Information capacity of genetic regulatory elements

TL;DR

This paper applies information theory to quantify the maximum reliable information transfer in genetic regulatory elements, revealing that such systems can theoretically transmit more than one bit of information despite biological noise.

Contribution

It introduces a formal information-theoretic framework for genetic regulation, analyzing how noise, cooperativity, and molecular costs influence channel capacity.

Findings

Capacities exceeding one bit are theoretically achievable.

Genetic regulation is not limited to binary on-off states.

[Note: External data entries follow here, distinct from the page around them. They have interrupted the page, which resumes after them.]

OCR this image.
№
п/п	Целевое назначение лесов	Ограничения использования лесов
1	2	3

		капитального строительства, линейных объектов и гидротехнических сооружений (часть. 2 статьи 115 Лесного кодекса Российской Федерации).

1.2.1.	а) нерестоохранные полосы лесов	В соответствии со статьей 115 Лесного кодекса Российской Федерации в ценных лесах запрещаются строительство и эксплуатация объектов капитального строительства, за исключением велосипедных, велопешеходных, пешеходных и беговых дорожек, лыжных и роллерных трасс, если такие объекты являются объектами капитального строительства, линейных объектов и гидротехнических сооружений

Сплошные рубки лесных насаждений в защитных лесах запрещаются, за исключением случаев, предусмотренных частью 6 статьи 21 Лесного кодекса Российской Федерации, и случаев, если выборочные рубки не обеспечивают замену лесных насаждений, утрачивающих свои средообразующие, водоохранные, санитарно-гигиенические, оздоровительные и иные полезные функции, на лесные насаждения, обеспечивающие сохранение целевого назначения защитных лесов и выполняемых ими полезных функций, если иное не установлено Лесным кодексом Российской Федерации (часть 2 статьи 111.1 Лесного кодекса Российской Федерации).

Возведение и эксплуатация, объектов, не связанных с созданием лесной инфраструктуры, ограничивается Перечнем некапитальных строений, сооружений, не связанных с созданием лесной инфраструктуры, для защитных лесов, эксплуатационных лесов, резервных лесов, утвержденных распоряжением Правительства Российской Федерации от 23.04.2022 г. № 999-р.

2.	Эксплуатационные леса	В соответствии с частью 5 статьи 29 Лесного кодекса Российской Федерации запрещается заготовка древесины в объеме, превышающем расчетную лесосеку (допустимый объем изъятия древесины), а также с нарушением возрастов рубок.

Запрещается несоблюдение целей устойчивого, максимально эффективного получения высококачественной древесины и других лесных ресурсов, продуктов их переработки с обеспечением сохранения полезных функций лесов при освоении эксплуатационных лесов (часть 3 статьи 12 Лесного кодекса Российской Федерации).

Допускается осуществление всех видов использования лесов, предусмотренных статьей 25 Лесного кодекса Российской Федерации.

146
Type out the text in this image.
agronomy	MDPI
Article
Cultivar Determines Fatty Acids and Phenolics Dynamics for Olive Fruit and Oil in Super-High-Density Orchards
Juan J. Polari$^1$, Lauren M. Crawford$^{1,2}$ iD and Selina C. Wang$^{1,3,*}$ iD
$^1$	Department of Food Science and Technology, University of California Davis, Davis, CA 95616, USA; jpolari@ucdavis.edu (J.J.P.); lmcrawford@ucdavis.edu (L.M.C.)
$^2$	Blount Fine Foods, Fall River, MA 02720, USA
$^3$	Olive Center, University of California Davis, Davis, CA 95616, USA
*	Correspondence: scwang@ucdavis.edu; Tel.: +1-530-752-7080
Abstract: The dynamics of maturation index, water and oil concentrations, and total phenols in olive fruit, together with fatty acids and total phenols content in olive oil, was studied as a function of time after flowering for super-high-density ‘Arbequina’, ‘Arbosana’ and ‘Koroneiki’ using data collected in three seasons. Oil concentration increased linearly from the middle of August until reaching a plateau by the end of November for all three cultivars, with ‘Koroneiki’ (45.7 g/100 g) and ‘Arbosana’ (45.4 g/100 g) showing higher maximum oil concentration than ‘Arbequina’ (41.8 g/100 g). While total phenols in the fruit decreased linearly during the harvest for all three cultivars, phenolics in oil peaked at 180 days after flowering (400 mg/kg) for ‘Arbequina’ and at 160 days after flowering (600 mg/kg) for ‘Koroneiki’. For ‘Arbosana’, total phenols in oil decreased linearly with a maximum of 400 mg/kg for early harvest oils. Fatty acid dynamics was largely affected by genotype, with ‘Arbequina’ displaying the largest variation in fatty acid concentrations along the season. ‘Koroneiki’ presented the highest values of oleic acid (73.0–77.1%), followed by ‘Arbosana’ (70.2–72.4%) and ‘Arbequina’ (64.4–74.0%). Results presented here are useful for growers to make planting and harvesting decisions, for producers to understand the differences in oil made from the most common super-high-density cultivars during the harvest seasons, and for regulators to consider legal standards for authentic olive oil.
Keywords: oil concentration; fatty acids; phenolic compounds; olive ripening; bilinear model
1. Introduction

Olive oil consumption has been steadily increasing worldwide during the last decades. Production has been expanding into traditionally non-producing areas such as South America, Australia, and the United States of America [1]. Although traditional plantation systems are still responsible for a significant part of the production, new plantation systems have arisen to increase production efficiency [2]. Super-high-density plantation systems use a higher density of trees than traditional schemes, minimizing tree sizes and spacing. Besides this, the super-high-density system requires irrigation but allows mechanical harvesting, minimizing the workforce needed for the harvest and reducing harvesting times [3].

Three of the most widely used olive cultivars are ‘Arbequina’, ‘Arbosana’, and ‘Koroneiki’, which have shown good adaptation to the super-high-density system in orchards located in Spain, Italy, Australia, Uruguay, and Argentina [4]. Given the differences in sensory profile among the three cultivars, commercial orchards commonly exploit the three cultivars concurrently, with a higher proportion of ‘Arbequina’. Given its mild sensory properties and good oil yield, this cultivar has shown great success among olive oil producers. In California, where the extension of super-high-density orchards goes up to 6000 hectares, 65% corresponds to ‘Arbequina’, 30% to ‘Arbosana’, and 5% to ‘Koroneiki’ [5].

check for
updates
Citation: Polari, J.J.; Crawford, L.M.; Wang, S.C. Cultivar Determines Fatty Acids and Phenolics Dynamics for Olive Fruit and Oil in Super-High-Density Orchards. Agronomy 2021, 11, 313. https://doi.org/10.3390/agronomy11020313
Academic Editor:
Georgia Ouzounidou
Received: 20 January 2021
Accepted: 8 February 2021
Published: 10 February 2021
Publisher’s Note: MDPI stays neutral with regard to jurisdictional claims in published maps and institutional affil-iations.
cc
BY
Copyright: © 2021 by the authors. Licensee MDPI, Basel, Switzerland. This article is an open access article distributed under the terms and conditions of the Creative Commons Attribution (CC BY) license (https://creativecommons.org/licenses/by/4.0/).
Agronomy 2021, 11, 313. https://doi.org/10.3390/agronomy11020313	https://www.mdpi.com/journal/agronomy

Noise and molecular costs significantly impact information transmission.

Abstract

Changes in a cell's external or internal conditions are usually reflected in the concentrations of the relevant transcription factors. These proteins in turn modulate the expression levels of the genes under their control and sometimes need to perform non-trivial computations that integrate several inputs and affect multiple genes. At the same time, the activities of the regulated genes would fluctuate even if the inputs were held fixed, as a consequence of the intrinsic noise in the system, and such noise must fundamentally limit the reliability of any genetic computation. Here we use information theory to formalize the notion of information transmission in simple genetic regulatory elements in the presence of physically realistic noise sources. The dependence of this "channel capacity" on noise parameters, cooperativity and cost of making signaling molecules is explored systematically. We find that, at least in principle, capacities higher than one bit should be achievable and that consequently genetic regulation is not limited the use of binary, or "on-off", components.